Chi fa la politica economica dei vari paesi avanzati? La domanda gira da tempo, ma in certi giorni – ieri per esempio – la risposta è chiara: gli organismi sovranazionali di statuto «economico». Naturalmente, dipende anche da quale peso globale hanno i governi così brutalmente «sollecitati» e, in prospettiva, espropriati delle proprie funzioni. L’Italia, non ne ha molto, e nulla sembra contare il fatto che abbia stabilito già da anni il «primato mondiale nelle privatizzazioni». Del resto, sono finite in un disastro non commentabile. In un solo giorno, la Banca centrale europea (Bce) e il Fondo monetario internazionale (Fmi) sono intervenuti per ordinare ai governi nazionali le proprie ricette. Uguali, ci mancherebbe.
Nello stesso giorno ben due «poteri» nazionali – la Banca d’Italia e il ministro dell’economia, Tommaso Padoa Schioppa – hanno a loro modo rincarato la dose delle «raccomandazioni». Certo, il governatore di Bankitalia è membro della Bce; il ministro lo è stato… Qualche dubbio sulla capacità di distinguersi dai propri colleghi è lecito.
Il succo delle raccomandazioni è semplice. Le cose vanno meglio, la crescita – anche italiana – è superiore alle attese, l’inflazione rallenta, le esportazioni tirano e quelle verso l’Asia (Cina in primis) superano ormai quelle verso gli Stati uniti, il paese potrebbe centrare gli obiettivi di rientro del deficit entro i parametri di Maastricht… ma proprio per questo, bisogna «stringere» la corda e pensare soltanto al risanamento dei conti pubblici.
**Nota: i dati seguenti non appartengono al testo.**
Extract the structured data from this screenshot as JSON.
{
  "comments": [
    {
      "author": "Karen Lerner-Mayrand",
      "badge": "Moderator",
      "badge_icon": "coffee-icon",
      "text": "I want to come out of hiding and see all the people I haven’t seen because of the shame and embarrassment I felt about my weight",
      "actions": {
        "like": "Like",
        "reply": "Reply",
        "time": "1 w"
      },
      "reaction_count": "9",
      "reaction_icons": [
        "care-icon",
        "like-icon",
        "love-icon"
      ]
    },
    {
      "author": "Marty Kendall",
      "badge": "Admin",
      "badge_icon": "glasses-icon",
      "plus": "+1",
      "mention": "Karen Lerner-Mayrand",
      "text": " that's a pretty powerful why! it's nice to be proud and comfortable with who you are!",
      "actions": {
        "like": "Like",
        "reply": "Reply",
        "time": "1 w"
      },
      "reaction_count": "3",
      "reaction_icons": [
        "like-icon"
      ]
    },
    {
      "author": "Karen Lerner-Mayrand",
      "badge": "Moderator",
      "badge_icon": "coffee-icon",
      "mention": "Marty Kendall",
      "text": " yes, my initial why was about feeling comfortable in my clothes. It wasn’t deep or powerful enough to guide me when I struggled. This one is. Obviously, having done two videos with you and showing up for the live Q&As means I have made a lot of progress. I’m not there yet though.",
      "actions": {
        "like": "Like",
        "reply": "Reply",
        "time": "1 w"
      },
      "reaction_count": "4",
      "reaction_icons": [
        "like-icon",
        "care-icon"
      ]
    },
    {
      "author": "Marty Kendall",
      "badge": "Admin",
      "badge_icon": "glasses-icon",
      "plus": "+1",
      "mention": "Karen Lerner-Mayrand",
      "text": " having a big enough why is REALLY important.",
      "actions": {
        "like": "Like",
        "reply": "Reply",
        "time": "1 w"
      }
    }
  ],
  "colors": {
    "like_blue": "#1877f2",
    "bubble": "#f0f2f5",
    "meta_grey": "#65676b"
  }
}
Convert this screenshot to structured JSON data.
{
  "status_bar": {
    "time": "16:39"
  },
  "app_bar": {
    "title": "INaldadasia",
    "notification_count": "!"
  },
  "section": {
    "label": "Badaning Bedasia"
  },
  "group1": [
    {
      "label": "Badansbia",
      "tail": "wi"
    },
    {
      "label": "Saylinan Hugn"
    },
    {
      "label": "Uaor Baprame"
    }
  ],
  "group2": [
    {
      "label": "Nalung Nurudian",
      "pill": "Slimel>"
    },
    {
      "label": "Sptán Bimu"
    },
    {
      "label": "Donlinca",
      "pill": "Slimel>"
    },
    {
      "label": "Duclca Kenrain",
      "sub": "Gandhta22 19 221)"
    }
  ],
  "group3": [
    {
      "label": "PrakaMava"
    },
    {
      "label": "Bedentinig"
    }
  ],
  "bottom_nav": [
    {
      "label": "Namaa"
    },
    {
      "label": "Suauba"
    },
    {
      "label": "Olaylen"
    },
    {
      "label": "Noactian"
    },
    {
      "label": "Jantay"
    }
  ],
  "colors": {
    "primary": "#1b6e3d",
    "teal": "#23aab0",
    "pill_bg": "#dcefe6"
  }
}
La via maestra – per Fmi e Bce – è la «riforma delle pensioni», perché «la popolazione invecchia». Andrebbe bene anche una «riforma fiscale» – per abbassare le tasse, ma non al lavoro dipendente – ma qui Padoa Schioppa frena, perché per farlo «bisogna avere risultati certi, che per ora non abbiamo». Le entrate fiscali sono cresciute oltre ogni attesa e limite ma – come auspica la Bce – «si dovrebbe cogliere l’opportunità per conseguire finanze pubbliche sane entro l’orizzonte dei programmi di stabilità; al più tardi entro il 2010». Questa impostazione azzera permanentemente ogni possibilità di redistribuzione del reddito, di perequazione; la diffusione del benessere (e della coesione sociale) è demandata al «mercato». Se questo non ce la fa, beh, si vede che non si può fare. Certo, paesi come la Francia o la Germania «resistono» a questa pressione suicida – per i governi, ma soprattutto per i governati – con ben altra lungimiranza e testardaggine. In Italia no. Abbiamo bisogno di apparire – magari non di essere – i primi della classe, dopo decenni passati tra i banchi laggiù in fondo. Il risultato di tanto integralismo ragionieristico può esser letto nello scollamento drammatico tra paese e governo; anzi, tra base sociale del centrosinistra e governo. Vi sembra uno scenario troppo complesso per poter dare risposte univoche? va bene, Prendiamo allora i lavoratori del ministero dell’economia, quelli alle dipendenze del «ragionier» Padoa Schioppa. Non andranno al prossimo «tavolo» di trattativa perché tutte le questioni che dovevano esser lì discusse (premi di risultato per le vittorie sull’evasione fiscale, ecc) sono già state decise d’autorità dal ministro stesso. Al massimo, si sarebbe dovuto discutere delle modalità di attuazione. Un vero genio della comunicazione sociale.